Monday marked the twentieth anniversary of the fall of the Berlin Wall. Those over thirty are likely to remember the highly televised event. Those a bit older may even remember President Reagan’s famous plea, “Mr. Gorbachev, tear down this wall!” President Reagan spoke these words just two years before a frenzied crowd of ad hoc demolitionists carried away the Wall in chunks as souvenirs on November 9th, 1989.  Oh, how we hated walls then.

For those, like myself, who know the Vietnam War only as history and not as a current event, the Fall of the Wall stands out as the first memorable political event of our generation. I can still see the footage of people sitting on top of the Wall and breaking it down.  The networks played it over and over.  I remember one specific version that had Ronald Reagan’s sonorous voice repeating in the background. In the euphoria of the aftermath, the movie-actor-turned-president became an instant video star—his prescient quote taking on the quality of a rap refrain.  It was a wonder every wall in America was not torn down in effigy.

Unfortunately, a Frostian appreciation of fences quickly replaced our zeal for bringing down barriers. Hardly a year after the Berlin Wall fell, we began constructing a barrier fence along our southern border. Nearly twenty years and five billion dollars later, this fence is over three hundred miles long and growing. The new wall, which political nuances call “a fence” in attempt to soften the implications, will certainly dwarf its predecessor in historical importance given its greater length and the potential for a negative impact.  

Current congressional plans call for an expansion of the fence to a length of 700 miles at a cost estimated to be three million dollars per mile. Yet there is very little proof that the existing fence has been effective in stemming undocumented immigration or prohibiting the smuggling of drugs. It certainly has not made Mexico a better neighbor. Conversely, NAFTA, an alternative to building barriers, undoubtedly has.  Wouldn’t it be nice to see an unbiased comparison of the economic impact of the two policies rather than the usual anecdotal saber rattling?
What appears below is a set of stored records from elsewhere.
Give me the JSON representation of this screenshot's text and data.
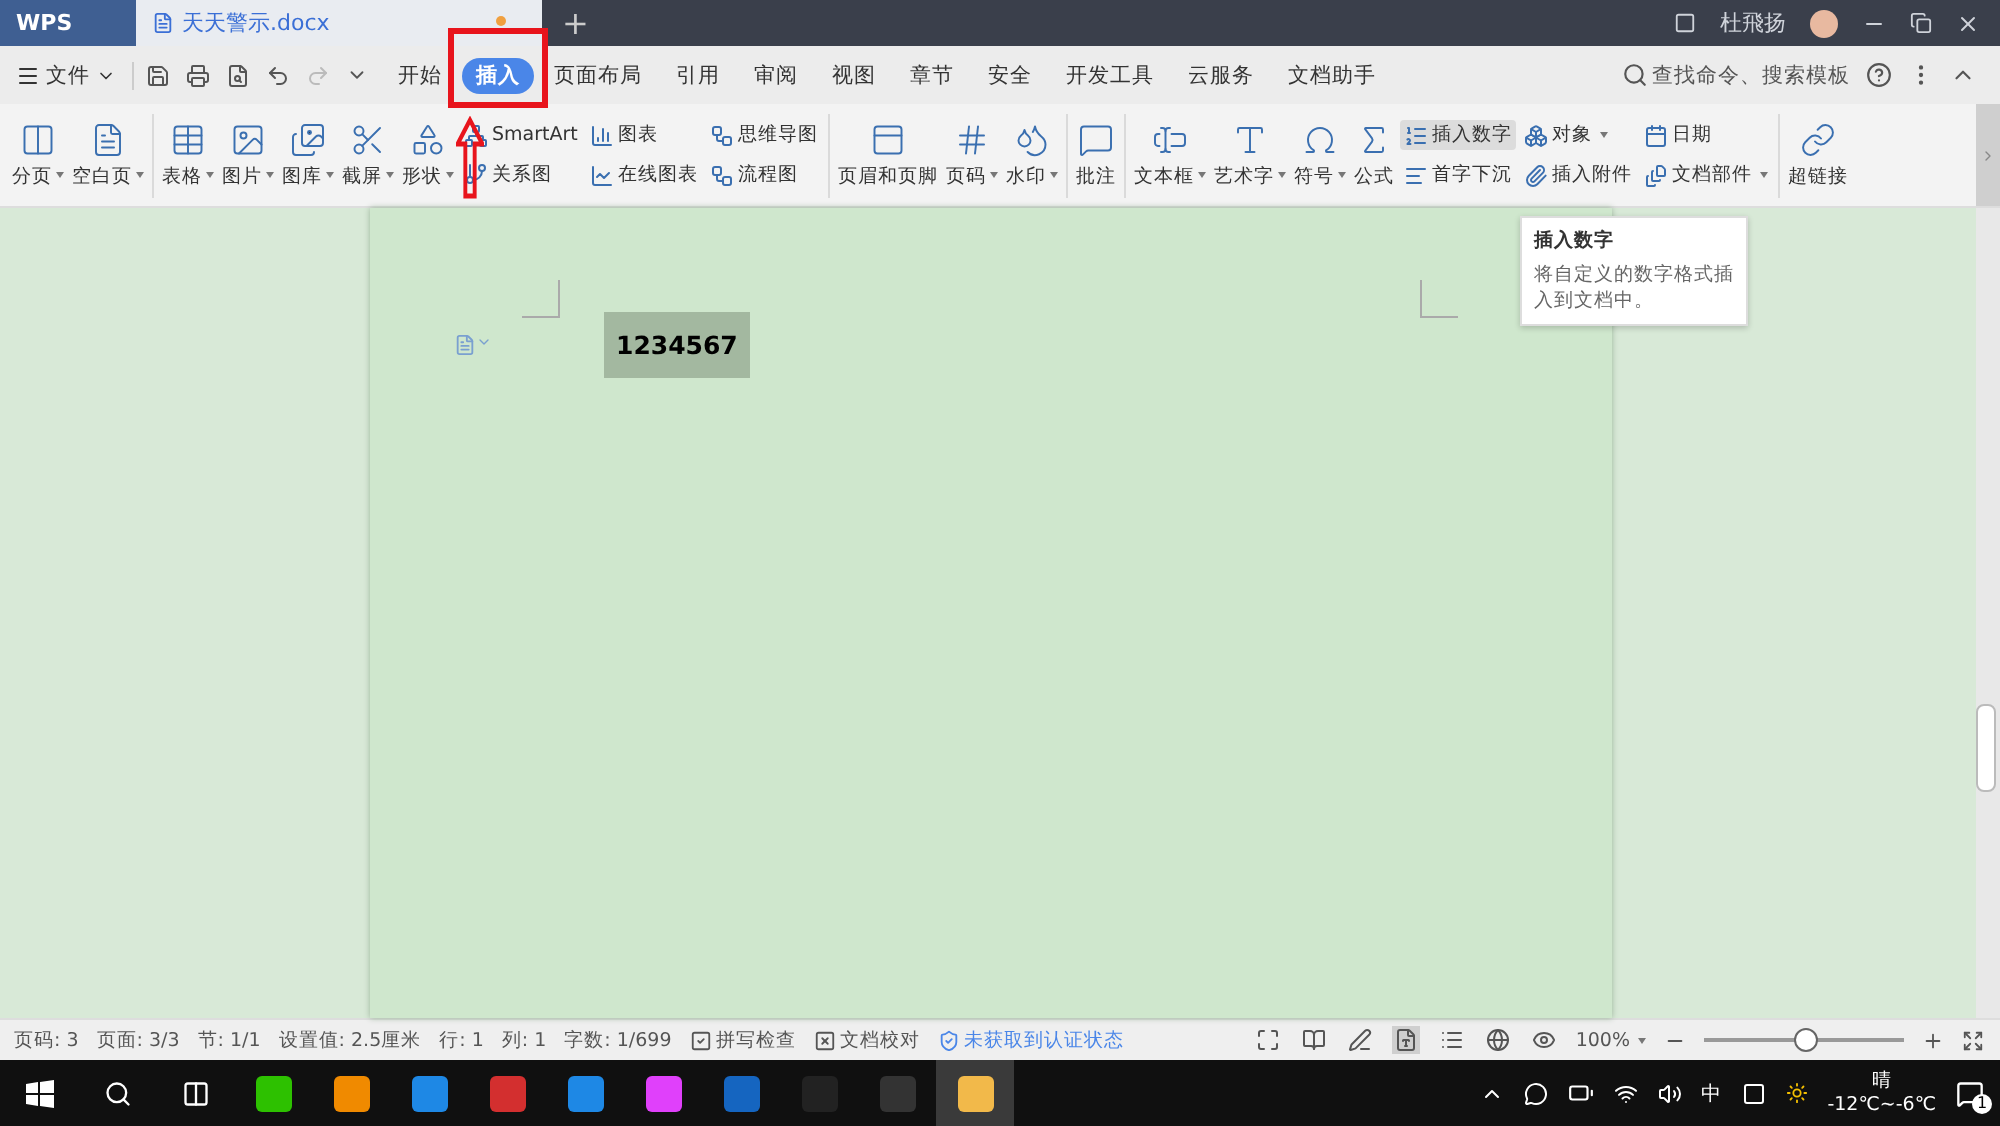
{
  "title_bar": {
    "app_tab": "WPS",
    "doc_tab": {
      "title": "天天警示.docx",
      "unsaved": true
    },
    "new_tab": "+",
    "user": "杜飛扬"
  },
  "menu_bar": {
    "file": "文件",
    "tabs": [
      {
        "label": "开始",
        "selected": false
      },
      {
        "label": "插入",
        "selected": true
      },
      {
        "label": "页面布局",
        "selected": false
      },
      {
        "label": "引用",
        "selected": false
      },
      {
        "label": "审阅",
        "selected": false
      },
      {
        "label": "视图",
        "selected": false
      },
      {
        "label": "章节",
        "selected": false
      },
      {
        "label": "安全",
        "selected": false
      },
      {
        "label": "开发工具",
        "selected": false
      },
      {
        "label": "云服务",
        "selected": false
      },
      {
        "label": "文档助手",
        "selected": false
      }
    ],
    "search": "查找命令、搜索模板"
  },
  "ribbon": [
    {
      "kind": "big",
      "label": "分页",
      "dropdown": true
    },
    {
      "kind": "big",
      "label": "空白页",
      "dropdown": true
    },
    {
      "kind": "sep"
    },
    {
      "kind": "big",
      "label": "表格",
      "dropdown": true
    },
    {
      "kind": "big",
      "label": "图片",
      "dropdown": true
    },
    {
      "kind": "big",
      "label": "图库",
      "dropdown": true
    },
    {
      "kind": "big",
      "label": "截屏",
      "dropdown": true
    },
    {
      "kind": "big",
      "label": "形状",
      "dropdown": true
    },
    {
      "kind": "pair",
      "items": [
        {
          "label": "SmartArt",
          "dropdown": false,
          "highlighted": false
        },
        {
          "label": "关系图",
          "dropdown": false,
          "highlighted": false
        }
      ]
    },
    {
      "kind": "pair",
      "items": [
        {
          "label": "图表",
          "dropdown": false,
          "highlighted": false
        },
        {
          "label": "在线图表",
          "dropdown": false,
          "highlighted": false
        }
      ]
    },
    {
      "kind": "pair",
      "items": [
        {
          "label": "思维导图",
          "dropdown": false,
          "highlighted": false
        },
        {
          "label": "流程图",
          "dropdown": false,
          "highlighted": false
        }
      ]
    },
    {
      "kind": "sep"
    },
    {
      "kind": "big",
      "label": "页眉和页脚",
      "dropdown": false
    },
    {
      "kind": "big",
      "label": "页码",
      "dropdown": true
    },
    {
      "kind": "big",
      "label": "水印",
      "dropdown": true
    },
    {
      "kind": "sep"
    },
    {
      "kind": "big",
      "label": "批注",
      "dropdown": false
    },
    {
      "kind": "sep"
    },
    {
      "kind": "big",
      "label": "文本框",
      "dropdown": true
    },
    {
      "kind": "big",
      "label": "艺术字",
      "dropdown": true
    },
    {
      "kind": "big",
      "label": "符号",
      "dropdown": true
    },
    {
      "kind": "big",
      "label": "公式",
      "dropdown": false
    },
    {
      "kind": "pair",
      "items": [
        {
          "label": "插入数字",
          "dropdown": false,
          "highlighted": true
        },
        {
          "label": "首字下沉",
          "dropdown": false,
          "highlighted": false
        }
      ]
    },
    {
      "kind": "pair",
      "items": [
        {
          "label": "对象",
          "dropdown": true,
          "highlighted": false
        },
        {
          "label": "插入附件",
          "dropdown": false,
          "highlighted": false
        }
      ]
    },
    {
      "kind": "pair",
      "items": [
        {
          "label": "日期",
          "dropdown": false,
          "highlighted": false
        },
        {
          "label": "文档部件",
          "dropdown": true,
          "highlighted": false
        }
      ]
    },
    {
      "kind": "sep"
    },
    {
      "kind": "big",
      "label": "超链接",
      "dropdown": false
    }
  ],
  "tooltip": {
    "title": "插入数字",
    "body": "将自定义的数字格式插入到文档中。"
  },
  "document": {
    "text": "1234567",
    "selected": true
  },
  "status_bar": {
    "items": [
      "页码: 3",
      "页面: 3/3",
      "节: 1/1",
      "设置值: 2.5厘米",
      "行: 1",
      "列: 1",
      "字数: 1/699"
    ],
    "spell_check": "拼写检查",
    "doc_check": "文档校对",
    "auth": "未获取到认证状态",
    "views": [
      {
        "selected": false
      },
      {
        "selected": false
      },
      {
        "selected": false
      },
      {
        "selected": true
      },
      {
        "selected": false
      },
      {
        "selected": false
      },
      {
        "selected": false
      }
    ],
    "zoom": "100%",
    "zoom_slider": {
      "level": 0.5
    }
  },
  "taskbar": {
    "apps": [
      {
        "selected": false
      },
      {
        "selected": false
      },
      {
        "selected": false
      },
      {
        "selected": false
      },
      {
        "selected": false
      },
      {
        "selected": false
      },
      {
        "selected": false
      },
      {
        "selected": false
      },
      {
        "selected": false
      },
      {
        "selected": false
      },
      {
        "selected": false
      },
      {
        "selected": false
      },
      {
        "selected": true
      }
    ],
    "ime": "中",
    "weather": "晴",
    "temperature": "-12℃~-6℃",
    "notifications": "1"
  },
  "annotations": [
    {
      "kind": "frame"
    },
    {
      "kind": "arrow"
    }
  ]
}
The Border Fence is presented as increased security. But, I would ask, is it security from? When it comes to our southern neighbors, the only thing we have to fear is habanero peppers. We have far more to lose by risking alienating our southern partner than we have to gain. Mexico provides nearly fifteen percent of our oil and seventy percent of our fresh vegetables. We have an active export trade with Mexico, reaching nearly $150 billion in 2007. What if the fence encourages Mexico to look more to China, a country hungry for oil, food and exports?   

We also have something to offer Mexico: law and order. No wall will be high enough to protect our border towns from the mounting violence that is occurring just over the border and often spilling across it. We need to increase our commitment to working with Mexico to solve the drug trafficking and related violence, not try to wall it out. Further isolation will only lead to increased crime. The fence will likely protect fleeing criminals more than it protects us.        

Pope John Paul II, who, along with Ronald Reagan, is credited with bringing Soviet Communism to an end, also challenged all of us in the Western Hemisphere to work together to more fully realize the oneness of America.  Walls would suggest we are more interested in destructive xenophobia than productive unity in our hemisphere. Monroe’s wall does not cut across Arizona to Texas. It encompasses the whole of America. Why are we making such an effort to construct a picket fence for the backyard when we have vast pastures to protect?

Time will prove that the only real difference between the new wall and the old one is that the one was constructed to keep people in, the other to keep them out. Nevertheless, the impact will be the same. People on one side of the wall will remain poorer than those on the other until the wall comes down.  In the meantime, economic drives will insure that undocumented immigration and the drug traffic continue unabated.  Only the good will be deterred by the fence, the bad will find the holes or make them and, you can be sure, they will charge those simply seeking a better life dearly to pass through them.

In the end, the Border Fence will be torn down in disgrace just like the Berlin Wall. Until then, it will serve as the new monument to human ignorance, fear and intolerance. It is important to note that the same president who called for the Wall to fall also granted sweeping amnesty to keep one from going up.